Chinese star Yao Chen turns cameras onto Syrian refugees in Lebanon
Chinese star Yao Chen turns cameras onto Syrian refugees in Lebanon
TYRE, Lebanon, May 21 (UNHCR) - At home in China she is a film star, but in her three-day visit to Lebanon, Yao Chen is turning the cameras round to capture the suffering of Syrian refugees and help spread awareness about their plight.
On Tuesday, the UNHCR Goodwill Ambassador spent a day with some of those who have fled bombing and destruction in northern Syria and found shelter in the settlement of Ras el-Ein, near the southern Lebanese city of Tyre. Here, families crowd into makeshift tents or ramshackle apartment blocks without running water.
Chen, 34, is making a documentary about the experience that she will post on her Weibo account - China's version of Twitter. She hopes to remind her 68 million followers about those who have lost everything in the struggle to escape war.
"My job is to pass the message," she told UNHCR staff. "I don't know about other countries, but in China, people living in peacetime only have a vague idea of what it means to be a refugee."
More than 330 refugees live in Ras el-Ein, where many of the young men and women wake up before dawn each day to look for work in the nearby banana plantations and vegetable fields. Those who are hired make US$5-US$7 per day.
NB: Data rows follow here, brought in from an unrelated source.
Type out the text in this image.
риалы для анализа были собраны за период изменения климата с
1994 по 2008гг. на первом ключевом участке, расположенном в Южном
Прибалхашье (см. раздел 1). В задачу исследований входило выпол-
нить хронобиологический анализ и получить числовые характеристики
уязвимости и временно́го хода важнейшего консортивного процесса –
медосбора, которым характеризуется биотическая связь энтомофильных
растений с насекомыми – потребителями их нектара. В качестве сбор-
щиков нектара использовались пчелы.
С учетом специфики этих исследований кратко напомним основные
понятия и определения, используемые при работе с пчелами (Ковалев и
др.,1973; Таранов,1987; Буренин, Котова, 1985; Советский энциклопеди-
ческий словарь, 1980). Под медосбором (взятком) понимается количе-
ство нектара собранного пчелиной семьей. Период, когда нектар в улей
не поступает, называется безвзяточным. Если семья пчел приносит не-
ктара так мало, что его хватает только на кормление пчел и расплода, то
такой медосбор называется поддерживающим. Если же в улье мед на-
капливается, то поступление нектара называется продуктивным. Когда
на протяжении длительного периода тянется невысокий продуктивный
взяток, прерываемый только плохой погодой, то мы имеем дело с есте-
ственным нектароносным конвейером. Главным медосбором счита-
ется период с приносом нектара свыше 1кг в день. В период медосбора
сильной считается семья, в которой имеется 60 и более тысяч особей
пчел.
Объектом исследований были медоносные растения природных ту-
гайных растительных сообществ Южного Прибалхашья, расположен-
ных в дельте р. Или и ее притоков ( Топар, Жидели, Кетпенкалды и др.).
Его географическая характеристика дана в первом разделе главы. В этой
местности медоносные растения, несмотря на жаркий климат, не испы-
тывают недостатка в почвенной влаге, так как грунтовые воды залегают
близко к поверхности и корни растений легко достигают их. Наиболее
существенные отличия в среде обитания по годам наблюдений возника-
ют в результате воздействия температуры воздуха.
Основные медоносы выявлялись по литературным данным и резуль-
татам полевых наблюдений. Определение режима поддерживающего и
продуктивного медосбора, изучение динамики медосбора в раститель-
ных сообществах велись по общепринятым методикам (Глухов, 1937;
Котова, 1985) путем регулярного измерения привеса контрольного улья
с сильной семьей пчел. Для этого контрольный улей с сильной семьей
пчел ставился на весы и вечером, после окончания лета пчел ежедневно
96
The Chinese superstar sat with Ibrahim, 41, and his wife Shams, 31, along with their five children in their small apartment. Shams, a housewife who used to make wall decorations for a living, now decorates her home in Lebanon with plastic flowers made from old garbage bags.
The couple, who originated from Aleppo, told Chen they fled because they did not want their children to grow up witnessing war. They crossed to Jordan from Latakia province in the west more than a year ago after surviving a siege that caused starvation in their area and left them with no food or water for three days.
After sharing their breakfast and handing out Chinese sweets, Chen followed the family to the fields where they work picking cucumbers. She helped the daughters draw water from a well nearby that is used by all the refugees.
She asked each of Ibrahim and Sham's children what they aspired to be. Amal, 11 and first in her class at a second-shift school for refugees, hoped to be a teacher. Mohammed, 16, is learning to be a car mechanic.
Chen, who wraps up her Lebanon visit later today, said she felt a special duty to seek out refugee children. "I want to let them know they are not alone, there are people who love them," she said.
The actress, who is known for her romantic comedy roles and her bold commentary on social media, believes that filming refugee experiences is the key to explaining to her huge fan base the trauma of war.
"You don't need to take a picture of the damage of the war, you only need to take a picture of the refugees' faces and you catch what is in their eyes. The eyes can show you a lot of things... especially children," she said. "Some of them, you can look in their eyes and see there is tragedy in their life."
More than 150,000 people have been killed in Syria's three-year conflict, which has forced millions to flee their homes. Above 2.7 million Syrians have been registered as refugees outside the country, while over 6 million others are estimated to be displaced inside Syria.
Chen asked another refugee mother in the settlement, Wajiha, why she still dreamed of her homeland despite the bloodshed. "Is there anything more precious than one's own nation?" asked the pregnant mother of six, sitting on the bare floor of her tent. Wajiha had lost an infant to a fire in the camp four months earlier.
In four years of working with UNHCR, Chen said she had been inspired by refugee stories, but she found Syrians unique in their determination to regain the lives that were shattered by war. "I can see they have good hopes for the future," she said, adding: "The Syrian refugees have faith… they wish not only to survive, they wish to have a better life."